Salt and others also voiced dismay that the bill would cut out public input.

“We want a voice in the process. It is not enough to be informed of a decision that is already made,” said Michael Mason. “Our concern is that a proposal would move forward outside the public eye.”

That comment drew a rebuke Wednesday from Rep. Mike Noel, R-Kanab.

“This is the public input. We are the elected representatives. We are the ones making the actual decision. Their representatives will be there to vote,” Noel lectured Mason. “This is a republican form of government. We are elected to make those questions and dig into it.”

McKell’s bill would authorize the Utah Division of Forestry, Fire and State Lands to dispose of the bed as “compensation for the [lake’s] comprehensive restoration” — but only with major conditions.
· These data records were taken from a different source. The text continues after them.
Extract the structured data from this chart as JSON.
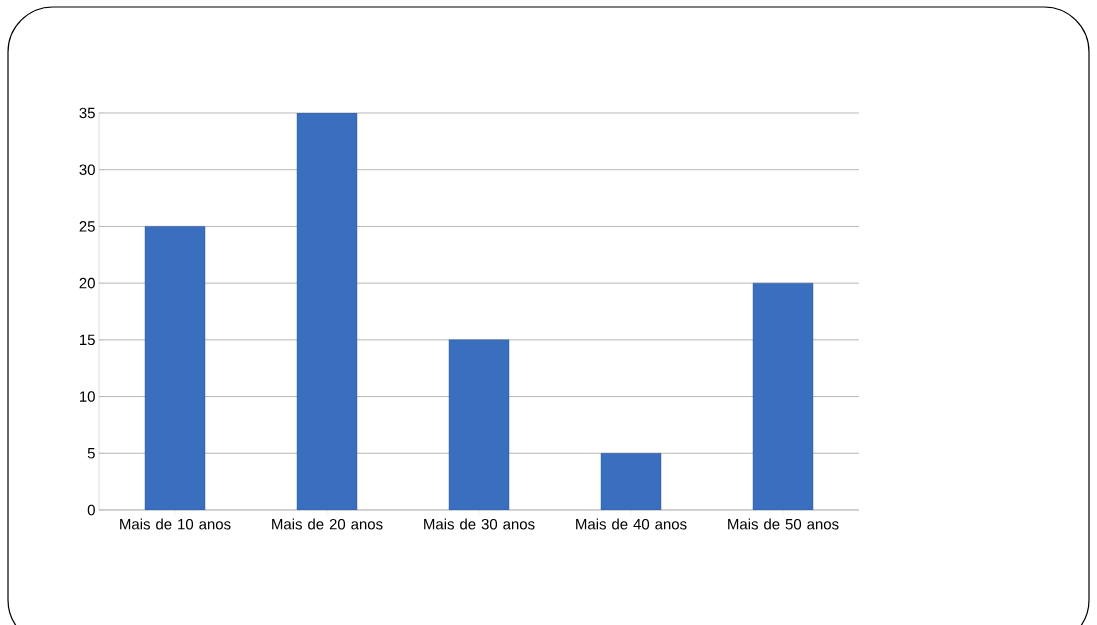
{
  "chart_data": {
    "type": "bar",
    "categories": [
      "Mais de 10 anos",
      "Mais de 20 anos",
      "Mais de 30 anos",
      "Mais de 40 anos",
      "Mais de 50 anos"
    ],
    "values": [
      25,
      35,
      15,
      5,
      20
    ],
    "color": "#3a6fc0",
    "ylim": [
      0,
      35
    ],
    "yticks": [
      0,
      5,
      10,
      15,
      20,
      25,
      30,
      35
    ],
    "grid": "y"
  }
}
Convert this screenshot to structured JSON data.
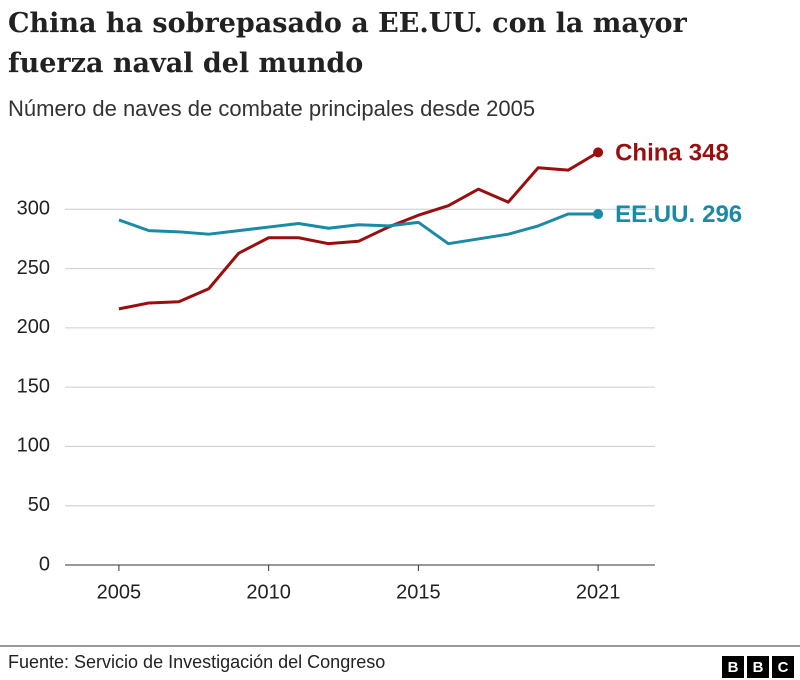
{
  "chart_data": {
    "type": "line",
    "title": [
      "China ha sobrepasado a EE.UU. con la mayor",
      "fuerza naval del mundo"
    ],
    "subtitle": "Número de naves de combate principales desde 2005",
    "x": [
      2005,
      2006,
      2007,
      2008,
      2009,
      2010,
      2011,
      2012,
      2013,
      2014,
      2015,
      2016,
      2017,
      2018,
      2019,
      2020,
      2021
    ],
    "series": [
      {
        "name": "China",
        "color": "#990f0f",
        "values": [
          216,
          221,
          222,
          233,
          263,
          276,
          276,
          271,
          273,
          285,
          295,
          303,
          317,
          306,
          335,
          333,
          348
        ]
      },
      {
        "name": "EE.UU.",
        "color": "#1a8aa6",
        "values": [
          291,
          282,
          281,
          279,
          282,
          285,
          288,
          284,
          287,
          286,
          289,
          271,
          275,
          279,
          286,
          296,
          296
        ]
      }
    ],
    "xlim": [
      2003.2,
      2022.9
    ],
    "xticks": [
      2005,
      2010,
      2015,
      2021
    ],
    "ylim": [
      0,
      350
    ],
    "yticks": [
      0,
      50,
      100,
      150,
      200,
      250,
      300
    ],
    "grid": true,
    "source": "Fuente: Servicio de Investigación del Congreso",
    "logo": [
      "B",
      "B",
      "C"
    ]
  }
}
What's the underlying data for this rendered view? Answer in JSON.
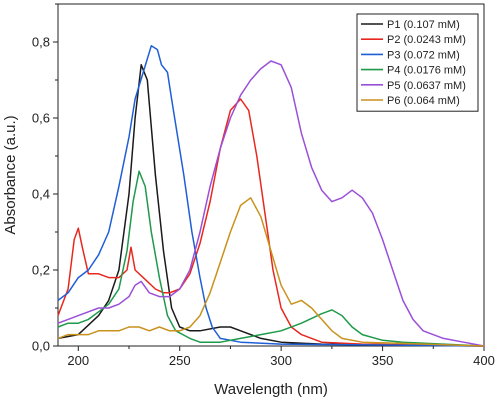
{
  "chart_data": {
    "type": "line",
    "xlabel": "Wavelength (nm)",
    "ylabel": "Absorbance (a.u.)",
    "xlim": [
      190,
      400
    ],
    "ylim": [
      0,
      0.9
    ],
    "xticks": [
      200,
      250,
      300,
      350,
      400
    ],
    "xtick_labels": [
      "200",
      "250",
      "300",
      "350",
      "400"
    ],
    "yticks": [
      0,
      0.2,
      0.4,
      0.6,
      0.8
    ],
    "ytick_labels": [
      "0,0",
      "0,2",
      "0,4",
      "0,6",
      "0,8"
    ],
    "legend_position": "top-right",
    "grid": false,
    "series": [
      {
        "name": "P1 (0.107 mM)",
        "color": "#1a1a1a",
        "points": [
          [
            190,
            0.02
          ],
          [
            200,
            0.03
          ],
          [
            210,
            0.08
          ],
          [
            215,
            0.12
          ],
          [
            220,
            0.2
          ],
          [
            225,
            0.4
          ],
          [
            228,
            0.6
          ],
          [
            231,
            0.74
          ],
          [
            234,
            0.7
          ],
          [
            238,
            0.45
          ],
          [
            242,
            0.25
          ],
          [
            246,
            0.1
          ],
          [
            250,
            0.05
          ],
          [
            255,
            0.04
          ],
          [
            260,
            0.04
          ],
          [
            270,
            0.05
          ],
          [
            275,
            0.05
          ],
          [
            280,
            0.04
          ],
          [
            290,
            0.02
          ],
          [
            300,
            0.01
          ],
          [
            320,
            0.005
          ],
          [
            360,
            0.002
          ],
          [
            400,
            0.0
          ]
        ]
      },
      {
        "name": "P2 (0.0243 mM)",
        "color": "#e8281e",
        "points": [
          [
            190,
            0.08
          ],
          [
            195,
            0.15
          ],
          [
            198,
            0.28
          ],
          [
            200,
            0.31
          ],
          [
            202,
            0.26
          ],
          [
            205,
            0.19
          ],
          [
            210,
            0.19
          ],
          [
            215,
            0.18
          ],
          [
            220,
            0.18
          ],
          [
            224,
            0.2
          ],
          [
            226,
            0.26
          ],
          [
            228,
            0.2
          ],
          [
            232,
            0.18
          ],
          [
            238,
            0.15
          ],
          [
            242,
            0.14
          ],
          [
            245,
            0.14
          ],
          [
            250,
            0.15
          ],
          [
            255,
            0.19
          ],
          [
            260,
            0.27
          ],
          [
            265,
            0.38
          ],
          [
            270,
            0.52
          ],
          [
            275,
            0.62
          ],
          [
            280,
            0.65
          ],
          [
            284,
            0.62
          ],
          [
            288,
            0.5
          ],
          [
            292,
            0.35
          ],
          [
            296,
            0.2
          ],
          [
            300,
            0.1
          ],
          [
            305,
            0.05
          ],
          [
            310,
            0.03
          ],
          [
            320,
            0.01
          ],
          [
            340,
            0.005
          ],
          [
            400,
            0.0
          ]
        ]
      },
      {
        "name": "P3 (0.072 mM)",
        "color": "#1f5fd6",
        "points": [
          [
            190,
            0.12
          ],
          [
            195,
            0.14
          ],
          [
            200,
            0.18
          ],
          [
            205,
            0.2
          ],
          [
            210,
            0.24
          ],
          [
            215,
            0.3
          ],
          [
            220,
            0.42
          ],
          [
            225,
            0.55
          ],
          [
            228,
            0.65
          ],
          [
            232,
            0.72
          ],
          [
            236,
            0.79
          ],
          [
            239,
            0.78
          ],
          [
            241,
            0.74
          ],
          [
            244,
            0.72
          ],
          [
            246,
            0.65
          ],
          [
            249,
            0.55
          ],
          [
            252,
            0.45
          ],
          [
            256,
            0.3
          ],
          [
            260,
            0.18
          ],
          [
            263,
            0.1
          ],
          [
            266,
            0.05
          ],
          [
            270,
            0.02
          ],
          [
            280,
            0.01
          ],
          [
            300,
            0.005
          ],
          [
            400,
            0.0
          ]
        ]
      },
      {
        "name": "P4 (0.0176 mM)",
        "color": "#1f9a4a",
        "points": [
          [
            190,
            0.05
          ],
          [
            195,
            0.06
          ],
          [
            200,
            0.06
          ],
          [
            205,
            0.07
          ],
          [
            210,
            0.09
          ],
          [
            215,
            0.11
          ],
          [
            220,
            0.15
          ],
          [
            224,
            0.25
          ],
          [
            227,
            0.38
          ],
          [
            230,
            0.46
          ],
          [
            233,
            0.42
          ],
          [
            236,
            0.3
          ],
          [
            240,
            0.18
          ],
          [
            244,
            0.08
          ],
          [
            248,
            0.04
          ],
          [
            255,
            0.02
          ],
          [
            260,
            0.01
          ],
          [
            270,
            0.01
          ],
          [
            280,
            0.02
          ],
          [
            290,
            0.03
          ],
          [
            300,
            0.04
          ],
          [
            310,
            0.06
          ],
          [
            320,
            0.085
          ],
          [
            325,
            0.095
          ],
          [
            330,
            0.08
          ],
          [
            335,
            0.05
          ],
          [
            340,
            0.03
          ],
          [
            350,
            0.015
          ],
          [
            360,
            0.01
          ],
          [
            380,
            0.005
          ],
          [
            400,
            0.0
          ]
        ]
      },
      {
        "name": "P5 (0.0637 mM)",
        "color": "#9b4fd8",
        "points": [
          [
            190,
            0.06
          ],
          [
            195,
            0.07
          ],
          [
            200,
            0.08
          ],
          [
            205,
            0.09
          ],
          [
            210,
            0.1
          ],
          [
            215,
            0.1
          ],
          [
            220,
            0.11
          ],
          [
            225,
            0.13
          ],
          [
            228,
            0.16
          ],
          [
            231,
            0.17
          ],
          [
            235,
            0.14
          ],
          [
            240,
            0.13
          ],
          [
            245,
            0.13
          ],
          [
            250,
            0.15
          ],
          [
            255,
            0.2
          ],
          [
            260,
            0.3
          ],
          [
            265,
            0.42
          ],
          [
            270,
            0.52
          ],
          [
            275,
            0.6
          ],
          [
            280,
            0.66
          ],
          [
            285,
            0.7
          ],
          [
            290,
            0.73
          ],
          [
            295,
            0.75
          ],
          [
            300,
            0.74
          ],
          [
            305,
            0.68
          ],
          [
            310,
            0.56
          ],
          [
            315,
            0.47
          ],
          [
            320,
            0.41
          ],
          [
            325,
            0.38
          ],
          [
            330,
            0.39
          ],
          [
            335,
            0.41
          ],
          [
            340,
            0.39
          ],
          [
            345,
            0.35
          ],
          [
            350,
            0.28
          ],
          [
            355,
            0.2
          ],
          [
            360,
            0.12
          ],
          [
            365,
            0.07
          ],
          [
            370,
            0.04
          ],
          [
            380,
            0.02
          ],
          [
            390,
            0.01
          ],
          [
            400,
            0.0
          ]
        ]
      },
      {
        "name": "P6 (0.064 mM)",
        "color": "#c9921e",
        "points": [
          [
            190,
            0.02
          ],
          [
            195,
            0.03
          ],
          [
            200,
            0.03
          ],
          [
            205,
            0.03
          ],
          [
            210,
            0.04
          ],
          [
            215,
            0.04
          ],
          [
            220,
            0.04
          ],
          [
            225,
            0.05
          ],
          [
            230,
            0.05
          ],
          [
            235,
            0.04
          ],
          [
            240,
            0.05
          ],
          [
            245,
            0.04
          ],
          [
            250,
            0.04
          ],
          [
            255,
            0.05
          ],
          [
            260,
            0.08
          ],
          [
            265,
            0.14
          ],
          [
            270,
            0.22
          ],
          [
            275,
            0.3
          ],
          [
            280,
            0.37
          ],
          [
            285,
            0.39
          ],
          [
            290,
            0.34
          ],
          [
            295,
            0.25
          ],
          [
            300,
            0.16
          ],
          [
            305,
            0.11
          ],
          [
            310,
            0.12
          ],
          [
            315,
            0.1
          ],
          [
            320,
            0.07
          ],
          [
            325,
            0.04
          ],
          [
            330,
            0.02
          ],
          [
            340,
            0.01
          ],
          [
            400,
            0.0
          ]
        ]
      }
    ]
  }
}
State officials would have to conclude the project will improve water quality and clarity; conserve water; enhance the lake’s water storage ability; remove invasive plants and fish, such as phragmites and carp; restore plant communities and native fish, including Bonneville cutthroat trout and June sucker; enhance bird habitat; and improve navigability and recreational access.
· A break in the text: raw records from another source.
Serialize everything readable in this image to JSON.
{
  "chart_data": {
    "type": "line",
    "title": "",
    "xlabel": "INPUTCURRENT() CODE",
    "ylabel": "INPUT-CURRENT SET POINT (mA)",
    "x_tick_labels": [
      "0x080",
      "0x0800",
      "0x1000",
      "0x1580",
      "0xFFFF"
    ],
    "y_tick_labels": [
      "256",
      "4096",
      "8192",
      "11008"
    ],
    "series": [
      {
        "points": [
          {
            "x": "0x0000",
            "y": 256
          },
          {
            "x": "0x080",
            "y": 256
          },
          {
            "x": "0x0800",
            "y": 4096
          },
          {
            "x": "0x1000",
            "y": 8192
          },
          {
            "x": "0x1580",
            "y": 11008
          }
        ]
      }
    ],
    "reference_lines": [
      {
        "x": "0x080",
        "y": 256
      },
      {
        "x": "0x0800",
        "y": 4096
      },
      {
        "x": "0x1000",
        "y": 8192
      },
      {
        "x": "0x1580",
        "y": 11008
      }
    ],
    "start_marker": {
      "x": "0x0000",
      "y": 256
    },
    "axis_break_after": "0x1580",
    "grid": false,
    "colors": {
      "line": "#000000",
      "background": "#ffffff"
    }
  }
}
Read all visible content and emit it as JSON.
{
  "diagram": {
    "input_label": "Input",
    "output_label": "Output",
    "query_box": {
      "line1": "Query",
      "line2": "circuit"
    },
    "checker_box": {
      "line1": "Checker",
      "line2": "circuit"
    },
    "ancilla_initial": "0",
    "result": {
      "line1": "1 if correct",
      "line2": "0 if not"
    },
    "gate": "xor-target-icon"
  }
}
Rick Egan | The Salt Lake Tribune Discolored water in Utah Lake, near the Lindon Marina. Crews took samples of a mile-long algal bloom at Utah Lake on Wednesday evening. They'll know today if it's toxic and if they'll need to enforce closures. Thursday, July 14, 2016.
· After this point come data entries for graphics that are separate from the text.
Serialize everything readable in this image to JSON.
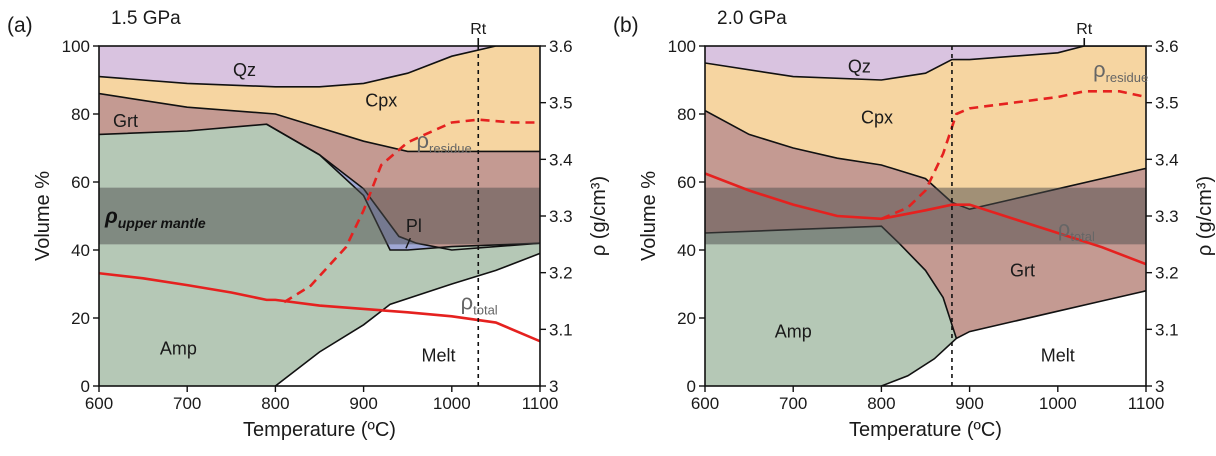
{
  "colors": {
    "Qz": "#d9c3e0",
    "Cpx": "#f6d5a1",
    "Grt": "#c49a92",
    "Amp": "#b5c8b6",
    "Pl": "#9fa7d4",
    "Melt": "#ffffff",
    "density": "#e5211f",
    "mantle_band": "#4b4b4b"
  },
  "chart_data": [
    {
      "panel": "(a)",
      "pressure": "1.5 GPa",
      "type": "area",
      "xlabel": "Temperature (ºC)",
      "ylabel": "Volume %",
      "y2label": "ρ (g/cm³)",
      "xlim": [
        600,
        1100
      ],
      "ylim": [
        0,
        100
      ],
      "y2lim": [
        3.0,
        3.6
      ],
      "xticks": [
        "600",
        "700",
        "800",
        "900",
        "1000",
        "1100"
      ],
      "yticks": [
        "0",
        "20",
        "40",
        "60",
        "80",
        "100"
      ],
      "y2ticks": [
        "3",
        "3.1",
        "3.2",
        "3.3",
        "3.4",
        "3.5",
        "3.6"
      ],
      "grid": false,
      "boundaries": {
        "melt": [
          [
            800,
            0
          ],
          [
            850,
            10
          ],
          [
            900,
            18
          ],
          [
            930,
            24
          ],
          [
            1000,
            30
          ],
          [
            1050,
            34
          ],
          [
            1100,
            39
          ]
        ],
        "amp_top": [
          [
            600,
            74
          ],
          [
            700,
            75
          ],
          [
            790,
            77
          ],
          [
            850,
            68
          ],
          [
            900,
            56
          ],
          [
            930,
            40
          ],
          [
            950,
            40
          ],
          [
            1000,
            41
          ],
          [
            1100,
            42
          ]
        ],
        "pl_top": [
          [
            790,
            77
          ],
          [
            850,
            68
          ],
          [
            900,
            58
          ],
          [
            940,
            44
          ],
          [
            960,
            42
          ],
          [
            1000,
            40
          ],
          [
            1100,
            42
          ]
        ],
        "grt_top": [
          [
            600,
            86
          ],
          [
            700,
            82
          ],
          [
            800,
            80
          ],
          [
            900,
            72
          ],
          [
            950,
            69
          ],
          [
            1000,
            69
          ],
          [
            1100,
            69
          ]
        ],
        "cpx_top": [
          [
            600,
            91
          ],
          [
            700,
            89
          ],
          [
            800,
            88
          ],
          [
            850,
            88
          ],
          [
            900,
            89
          ],
          [
            950,
            92
          ],
          [
            1000,
            97
          ],
          [
            1050,
            100
          ],
          [
            1100,
            100
          ]
        ]
      },
      "region_labels": [
        {
          "name": "Qz",
          "x": 765,
          "y": 93
        },
        {
          "name": "Cpx",
          "x": 920,
          "y": 84
        },
        {
          "name": "Grt",
          "x": 630,
          "y": 78
        },
        {
          "name": "Pl",
          "x": 957,
          "y": 47
        },
        {
          "name": "Amp",
          "x": 690,
          "y": 11
        },
        {
          "name": "Melt",
          "x": 985,
          "y": 9
        }
      ],
      "series": [
        {
          "name": "ρtotal",
          "style": "solid",
          "x": [
            600,
            650,
            700,
            750,
            790,
            800,
            850,
            900,
            950,
            1000,
            1050,
            1100
          ],
          "y": [
            3.199,
            3.19,
            3.178,
            3.165,
            3.152,
            3.152,
            3.142,
            3.136,
            3.13,
            3.123,
            3.112,
            3.079
          ]
        },
        {
          "name": "ρresidue",
          "style": "dashed",
          "x": [
            810,
            840,
            880,
            900,
            920,
            950,
            1000,
            1030,
            1070,
            1100
          ],
          "y": [
            3.148,
            3.177,
            3.245,
            3.31,
            3.39,
            3.43,
            3.465,
            3.47,
            3.465,
            3.465
          ]
        }
      ],
      "series_labels": [
        {
          "name": "ρ",
          "sub": "residue",
          "x": 960,
          "y": 3.42
        },
        {
          "name": "ρ",
          "sub": "total",
          "x": 1010,
          "y": 3.135
        }
      ],
      "upper_mantle_band": {
        "label": "ρ",
        "sub": "upper mantle",
        "y2": [
          3.25,
          3.35
        ]
      },
      "solidus_line": {
        "x": 1030
      },
      "rutile_marker": {
        "label": "Rt",
        "x": 1030
      }
    },
    {
      "panel": "(b)",
      "pressure": "2.0 GPa",
      "type": "area",
      "xlabel": "Temperature (ºC)",
      "ylabel": "Volume %",
      "y2label": "ρ (g/cm³)",
      "xlim": [
        600,
        1100
      ],
      "ylim": [
        0,
        100
      ],
      "y2lim": [
        3.0,
        3.6
      ],
      "xticks": [
        "600",
        "700",
        "800",
        "900",
        "1000",
        "1100"
      ],
      "yticks": [
        "0",
        "20",
        "40",
        "60",
        "80",
        "100"
      ],
      "y2ticks": [
        "3",
        "3.1",
        "3.2",
        "3.3",
        "3.4",
        "3.5",
        "3.6"
      ],
      "grid": false,
      "boundaries": {
        "melt": [
          [
            800,
            0
          ],
          [
            830,
            3
          ],
          [
            860,
            8
          ],
          [
            885,
            14
          ],
          [
            900,
            16
          ],
          [
            950,
            19
          ],
          [
            1000,
            22
          ],
          [
            1050,
            25
          ],
          [
            1100,
            28
          ]
        ],
        "amp_top": [
          [
            600,
            45
          ],
          [
            700,
            46
          ],
          [
            800,
            47
          ],
          [
            820,
            42
          ],
          [
            850,
            34
          ],
          [
            870,
            26
          ],
          [
            885,
            14
          ]
        ],
        "grt_top": [
          [
            600,
            81
          ],
          [
            650,
            74
          ],
          [
            700,
            70
          ],
          [
            750,
            67
          ],
          [
            800,
            65
          ],
          [
            850,
            61
          ],
          [
            880,
            54
          ],
          [
            900,
            52
          ],
          [
            950,
            55
          ],
          [
            1000,
            58
          ],
          [
            1050,
            61
          ],
          [
            1100,
            64
          ]
        ],
        "cpx_top": [
          [
            600,
            95
          ],
          [
            700,
            91
          ],
          [
            800,
            90
          ],
          [
            850,
            92
          ],
          [
            880,
            96
          ],
          [
            900,
            96
          ],
          [
            1000,
            98
          ],
          [
            1030,
            100
          ],
          [
            1100,
            100
          ]
        ]
      },
      "region_labels": [
        {
          "name": "Qz",
          "x": 775,
          "y": 94
        },
        {
          "name": "Cpx",
          "x": 795,
          "y": 79
        },
        {
          "name": "Grt",
          "x": 960,
          "y": 34
        },
        {
          "name": "Amp",
          "x": 700,
          "y": 16
        },
        {
          "name": "Melt",
          "x": 1000,
          "y": 9
        }
      ],
      "series": [
        {
          "name": "ρtotal",
          "style": "solid",
          "x": [
            600,
            650,
            700,
            750,
            800,
            850,
            880,
            900,
            950,
            1000,
            1050,
            1100
          ],
          "y": [
            3.375,
            3.345,
            3.32,
            3.3,
            3.295,
            3.31,
            3.32,
            3.32,
            3.295,
            3.27,
            3.245,
            3.215
          ]
        },
        {
          "name": "ρresidue",
          "style": "dashed",
          "x": [
            800,
            830,
            850,
            870,
            885,
            900,
            950,
            1000,
            1030,
            1070,
            1100
          ],
          "y": [
            3.295,
            3.315,
            3.345,
            3.41,
            3.48,
            3.49,
            3.5,
            3.51,
            3.52,
            3.52,
            3.51
          ]
        }
      ],
      "series_labels": [
        {
          "name": "ρ",
          "sub": "residue",
          "x": 1040,
          "y": 3.545
        },
        {
          "name": "ρ",
          "sub": "total",
          "x": 1000,
          "y": 3.265
        }
      ],
      "upper_mantle_band": {
        "y2": [
          3.25,
          3.35
        ]
      },
      "solidus_line": {
        "x": 880
      },
      "rutile_marker": {
        "label": "Rt",
        "x": 1030
      }
    }
  ]
}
But what if the developer goes bankrupt or otherwise fails to deliver after getting the land? asked Rep. Joel Briscoe, D-Salt Lake City.

“We have safeguards in place, significant bonding, significant guarantees,” responded McKell.

Lake Restoration Solutions’ proposal — which officials at the state Division of Forestry, Fire and State Lands are now evaluating — would sculpt islands on about 30 square miles of lakebed, or about 20 percent of the total lake, whose average depth is now 10.5 feet.

The dredging necessary would drop the lake floor by a few feet, potentially deepening the lake and adding to its water storage capacity.

HB272 would also require the state officials to consider the proposal’s capacity to generate revenue for state and local governments; its ability to improve surrounding state property; the developer’s ability to execute and complete the project satisfactorily; and the desirability of the land use made possible by the project.

The Natural Resources committee advanced the bill to the House floor, Reps. Briscoe and Susan Duckworth, also D-Salt Lake City, voting against it.

Clarification: Jeff Salt is executive director of Friends of Utah Lake. A prior version of this story misstated his title.